In the early morning hours of February 4, 2009, some 10 police officers dragged Gao Zhisheng from his family home in Shaanxi province and quickly disappeared into the darkness. The police gave no reason for the abduction of the prominent human rights activist, and Gao has not been seen or heard from since that day.
In September the police told his brother that Gao had gone missing while on a walk. On January 20 this year, a Western journalist quoted an unidentified security officer as saying Gao was alive and in custody. The following day, Ma Zhaoxu , a spokesman for the Ministry of Foreign Affairs, smugly said that judicial authorities had decided Gao's case and that he was 'where he should be'. On February 2, Ma changed his story. 'Honestly speaking, I don't know where he is. China has 1.3 billion people and I can't know all of their whereabouts.'
Then, on February 14, the Chinese embassy in Washington told a human rights group that Gao was 'working' in Urumqi , and had been in touch with his wife, Geng He - a claim she has denied. 'For a very long time I have not heard from him, and I do not know where he is now,' she said in a statement released by the New York-based group Human Rights in China.

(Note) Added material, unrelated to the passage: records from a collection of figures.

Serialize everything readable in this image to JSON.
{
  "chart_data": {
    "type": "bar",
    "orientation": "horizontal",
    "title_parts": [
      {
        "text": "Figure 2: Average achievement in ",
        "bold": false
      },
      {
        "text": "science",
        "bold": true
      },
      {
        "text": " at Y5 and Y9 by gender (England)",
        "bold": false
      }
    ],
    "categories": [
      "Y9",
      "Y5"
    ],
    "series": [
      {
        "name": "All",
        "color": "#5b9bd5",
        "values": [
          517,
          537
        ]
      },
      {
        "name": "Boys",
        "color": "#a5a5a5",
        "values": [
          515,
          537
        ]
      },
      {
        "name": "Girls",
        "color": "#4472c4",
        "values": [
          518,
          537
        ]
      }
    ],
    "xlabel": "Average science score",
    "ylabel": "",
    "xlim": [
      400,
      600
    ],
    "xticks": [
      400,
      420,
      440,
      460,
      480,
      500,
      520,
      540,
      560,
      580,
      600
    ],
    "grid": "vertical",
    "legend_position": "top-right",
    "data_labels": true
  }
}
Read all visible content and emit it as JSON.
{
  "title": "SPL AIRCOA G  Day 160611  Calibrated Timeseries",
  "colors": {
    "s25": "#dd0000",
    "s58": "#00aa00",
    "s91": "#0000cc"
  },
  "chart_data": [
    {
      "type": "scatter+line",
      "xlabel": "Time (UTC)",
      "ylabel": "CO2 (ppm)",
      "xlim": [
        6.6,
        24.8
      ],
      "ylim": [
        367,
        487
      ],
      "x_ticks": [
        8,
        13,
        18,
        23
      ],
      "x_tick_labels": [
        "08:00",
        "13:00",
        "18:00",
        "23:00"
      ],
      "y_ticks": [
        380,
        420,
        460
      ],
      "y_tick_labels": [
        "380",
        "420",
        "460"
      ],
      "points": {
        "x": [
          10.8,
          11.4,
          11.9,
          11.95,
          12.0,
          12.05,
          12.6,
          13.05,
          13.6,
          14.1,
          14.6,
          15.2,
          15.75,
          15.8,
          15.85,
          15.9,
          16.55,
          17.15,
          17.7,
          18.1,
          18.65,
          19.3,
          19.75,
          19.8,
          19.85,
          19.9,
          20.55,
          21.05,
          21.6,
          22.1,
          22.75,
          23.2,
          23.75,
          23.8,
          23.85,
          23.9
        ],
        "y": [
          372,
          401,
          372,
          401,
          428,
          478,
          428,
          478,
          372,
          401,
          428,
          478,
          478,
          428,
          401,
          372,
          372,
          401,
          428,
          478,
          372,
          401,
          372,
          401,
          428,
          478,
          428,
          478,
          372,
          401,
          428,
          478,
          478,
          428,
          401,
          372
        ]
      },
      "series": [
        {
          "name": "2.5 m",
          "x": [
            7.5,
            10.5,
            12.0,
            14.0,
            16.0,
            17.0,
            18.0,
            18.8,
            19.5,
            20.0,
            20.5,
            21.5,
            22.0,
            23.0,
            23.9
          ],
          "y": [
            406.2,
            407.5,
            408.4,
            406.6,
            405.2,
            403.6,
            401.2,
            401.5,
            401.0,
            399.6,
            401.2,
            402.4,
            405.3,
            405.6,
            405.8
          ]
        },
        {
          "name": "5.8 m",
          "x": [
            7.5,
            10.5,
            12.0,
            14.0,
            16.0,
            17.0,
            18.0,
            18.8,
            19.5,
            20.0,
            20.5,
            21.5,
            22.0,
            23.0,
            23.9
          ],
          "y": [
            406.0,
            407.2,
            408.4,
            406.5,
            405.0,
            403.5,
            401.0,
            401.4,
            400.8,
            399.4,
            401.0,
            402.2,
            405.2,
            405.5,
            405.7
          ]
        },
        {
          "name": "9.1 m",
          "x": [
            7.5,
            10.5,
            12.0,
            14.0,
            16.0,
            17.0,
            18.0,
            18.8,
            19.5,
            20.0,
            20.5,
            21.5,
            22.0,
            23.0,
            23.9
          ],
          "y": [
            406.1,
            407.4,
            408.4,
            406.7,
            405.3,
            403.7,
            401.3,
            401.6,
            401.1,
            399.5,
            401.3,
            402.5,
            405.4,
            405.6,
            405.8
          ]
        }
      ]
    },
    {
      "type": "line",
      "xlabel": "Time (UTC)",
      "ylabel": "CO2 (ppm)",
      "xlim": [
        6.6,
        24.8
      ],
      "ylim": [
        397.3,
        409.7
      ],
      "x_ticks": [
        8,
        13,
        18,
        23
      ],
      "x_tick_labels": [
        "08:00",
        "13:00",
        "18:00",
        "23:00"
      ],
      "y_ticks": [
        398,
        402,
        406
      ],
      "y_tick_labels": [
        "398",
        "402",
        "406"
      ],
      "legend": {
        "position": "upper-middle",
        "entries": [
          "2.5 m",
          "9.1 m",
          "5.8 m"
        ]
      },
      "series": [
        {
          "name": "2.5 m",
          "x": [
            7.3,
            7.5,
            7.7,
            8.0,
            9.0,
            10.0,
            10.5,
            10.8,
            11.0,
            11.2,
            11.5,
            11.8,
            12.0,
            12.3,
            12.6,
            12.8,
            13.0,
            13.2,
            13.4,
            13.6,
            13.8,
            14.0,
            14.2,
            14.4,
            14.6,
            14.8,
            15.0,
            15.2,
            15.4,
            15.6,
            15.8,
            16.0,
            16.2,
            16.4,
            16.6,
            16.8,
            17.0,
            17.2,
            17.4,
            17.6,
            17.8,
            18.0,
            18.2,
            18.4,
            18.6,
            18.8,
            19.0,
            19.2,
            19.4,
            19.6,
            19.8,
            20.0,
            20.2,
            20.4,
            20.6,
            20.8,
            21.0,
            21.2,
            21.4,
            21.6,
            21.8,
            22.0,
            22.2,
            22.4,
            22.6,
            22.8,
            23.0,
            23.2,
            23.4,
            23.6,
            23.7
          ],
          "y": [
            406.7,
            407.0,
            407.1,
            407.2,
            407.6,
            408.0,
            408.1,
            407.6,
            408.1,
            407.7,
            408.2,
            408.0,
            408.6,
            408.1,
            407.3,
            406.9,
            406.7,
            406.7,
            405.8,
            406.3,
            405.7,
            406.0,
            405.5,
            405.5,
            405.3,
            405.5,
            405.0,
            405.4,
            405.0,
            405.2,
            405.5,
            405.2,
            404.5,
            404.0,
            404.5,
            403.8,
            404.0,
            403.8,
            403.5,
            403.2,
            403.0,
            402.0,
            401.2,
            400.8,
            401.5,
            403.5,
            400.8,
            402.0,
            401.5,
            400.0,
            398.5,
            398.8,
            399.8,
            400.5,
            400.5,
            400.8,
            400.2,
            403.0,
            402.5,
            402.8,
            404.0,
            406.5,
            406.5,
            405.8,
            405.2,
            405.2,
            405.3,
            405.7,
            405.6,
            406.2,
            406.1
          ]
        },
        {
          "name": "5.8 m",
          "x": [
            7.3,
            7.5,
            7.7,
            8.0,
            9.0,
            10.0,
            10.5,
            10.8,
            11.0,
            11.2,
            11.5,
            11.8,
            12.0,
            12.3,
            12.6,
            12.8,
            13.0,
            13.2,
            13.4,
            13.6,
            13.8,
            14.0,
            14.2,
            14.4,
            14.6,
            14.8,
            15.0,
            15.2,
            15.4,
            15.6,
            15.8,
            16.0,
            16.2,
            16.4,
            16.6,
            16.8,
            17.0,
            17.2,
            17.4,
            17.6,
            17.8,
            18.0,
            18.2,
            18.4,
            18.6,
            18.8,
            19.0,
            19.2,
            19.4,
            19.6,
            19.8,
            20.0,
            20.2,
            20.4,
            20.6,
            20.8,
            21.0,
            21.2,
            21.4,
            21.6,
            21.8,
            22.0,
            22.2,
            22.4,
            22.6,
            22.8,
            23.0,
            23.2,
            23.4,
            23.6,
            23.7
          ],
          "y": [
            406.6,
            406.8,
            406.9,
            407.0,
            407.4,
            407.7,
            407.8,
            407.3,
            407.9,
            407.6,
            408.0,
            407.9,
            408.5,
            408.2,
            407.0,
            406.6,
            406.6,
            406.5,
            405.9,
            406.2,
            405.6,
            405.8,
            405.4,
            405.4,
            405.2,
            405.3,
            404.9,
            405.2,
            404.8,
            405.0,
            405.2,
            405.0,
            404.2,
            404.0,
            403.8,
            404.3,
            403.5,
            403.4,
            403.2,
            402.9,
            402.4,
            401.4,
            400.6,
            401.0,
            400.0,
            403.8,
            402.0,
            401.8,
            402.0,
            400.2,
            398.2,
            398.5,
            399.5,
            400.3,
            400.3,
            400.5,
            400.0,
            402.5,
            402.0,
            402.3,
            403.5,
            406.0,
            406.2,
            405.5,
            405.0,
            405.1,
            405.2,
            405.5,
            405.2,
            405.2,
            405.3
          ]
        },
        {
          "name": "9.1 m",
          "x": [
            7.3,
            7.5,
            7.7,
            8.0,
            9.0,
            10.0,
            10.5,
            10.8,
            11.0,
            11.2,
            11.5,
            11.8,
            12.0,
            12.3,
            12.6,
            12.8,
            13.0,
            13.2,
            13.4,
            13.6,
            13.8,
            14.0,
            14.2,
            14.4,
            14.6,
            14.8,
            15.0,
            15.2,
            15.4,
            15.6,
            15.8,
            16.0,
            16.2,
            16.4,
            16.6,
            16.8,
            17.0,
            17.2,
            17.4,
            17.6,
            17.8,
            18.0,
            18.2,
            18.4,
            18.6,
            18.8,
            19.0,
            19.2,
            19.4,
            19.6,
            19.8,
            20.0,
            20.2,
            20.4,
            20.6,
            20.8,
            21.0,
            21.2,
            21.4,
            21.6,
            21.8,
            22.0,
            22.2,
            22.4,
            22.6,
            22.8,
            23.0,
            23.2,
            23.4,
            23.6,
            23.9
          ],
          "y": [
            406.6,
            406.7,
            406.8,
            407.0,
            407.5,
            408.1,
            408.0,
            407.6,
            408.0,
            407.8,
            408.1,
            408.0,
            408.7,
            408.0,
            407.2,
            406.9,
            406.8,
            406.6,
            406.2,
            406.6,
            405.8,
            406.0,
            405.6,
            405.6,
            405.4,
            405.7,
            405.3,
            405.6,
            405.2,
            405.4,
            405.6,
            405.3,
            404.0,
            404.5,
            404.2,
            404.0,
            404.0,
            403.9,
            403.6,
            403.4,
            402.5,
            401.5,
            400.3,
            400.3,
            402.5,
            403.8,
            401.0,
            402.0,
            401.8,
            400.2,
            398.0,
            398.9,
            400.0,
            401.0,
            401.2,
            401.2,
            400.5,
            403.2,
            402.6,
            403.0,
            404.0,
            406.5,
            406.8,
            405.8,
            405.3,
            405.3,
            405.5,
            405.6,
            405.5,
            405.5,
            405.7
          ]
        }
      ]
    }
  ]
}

A blogger even posted photos of someone alleged to be Gao, which some believed might have been altered, and wrote that he was working in a company in Urumqi. The report contained many factual errors.

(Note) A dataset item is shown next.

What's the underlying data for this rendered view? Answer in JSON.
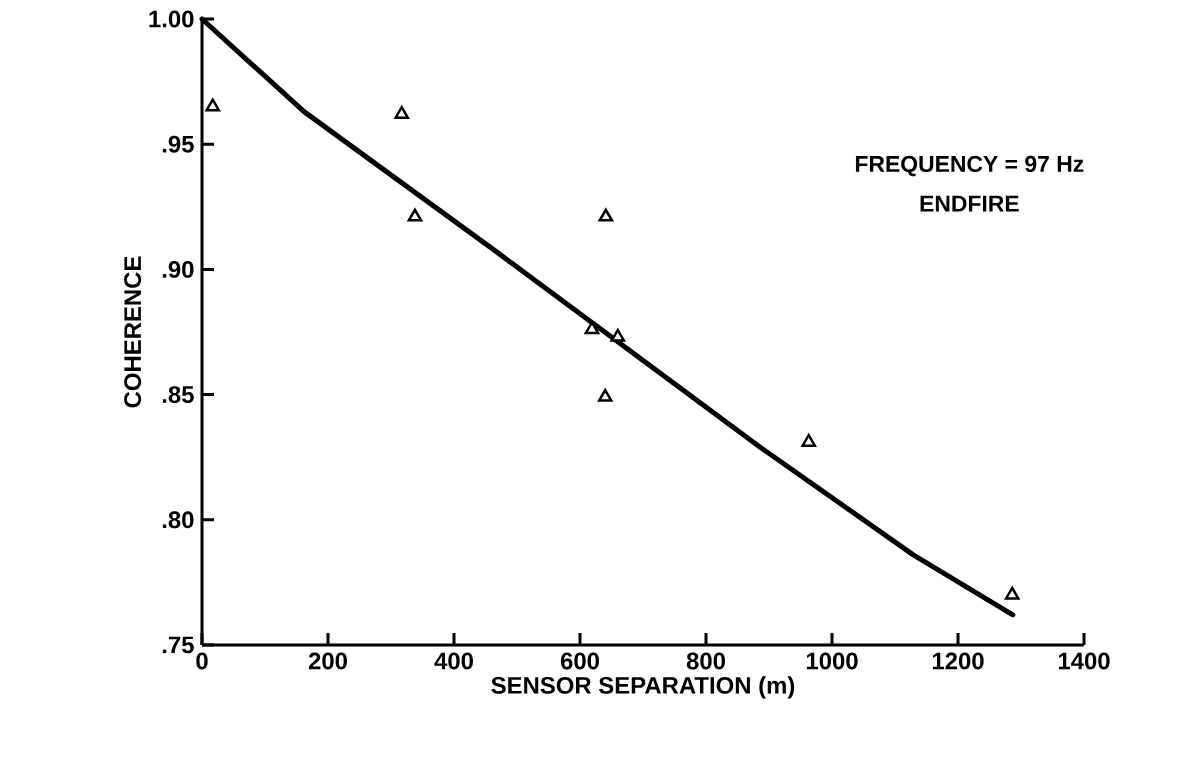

This flurry of vague statements would be amusing were it not for the fact that the government's unwillingness to give a concrete answer may well mean that Gao, who was brutally tortured in 2007, may have been subjected to such severe psychological or physical abuse that he can't be shown in public. Some fear even worse.
A Western human rights scholar, who has been following the case closely, says that while there's no evidence, it's possible that Gao has been hurt so badly that they 'can't display him because it's too visible what they did to him'.
Jerome Cohen, co-director of New York University's US-Asia Law Institute, and a leading expert on the Chinese legal system, speculates that if this is the case, that the government may be 'playing for recovery time'.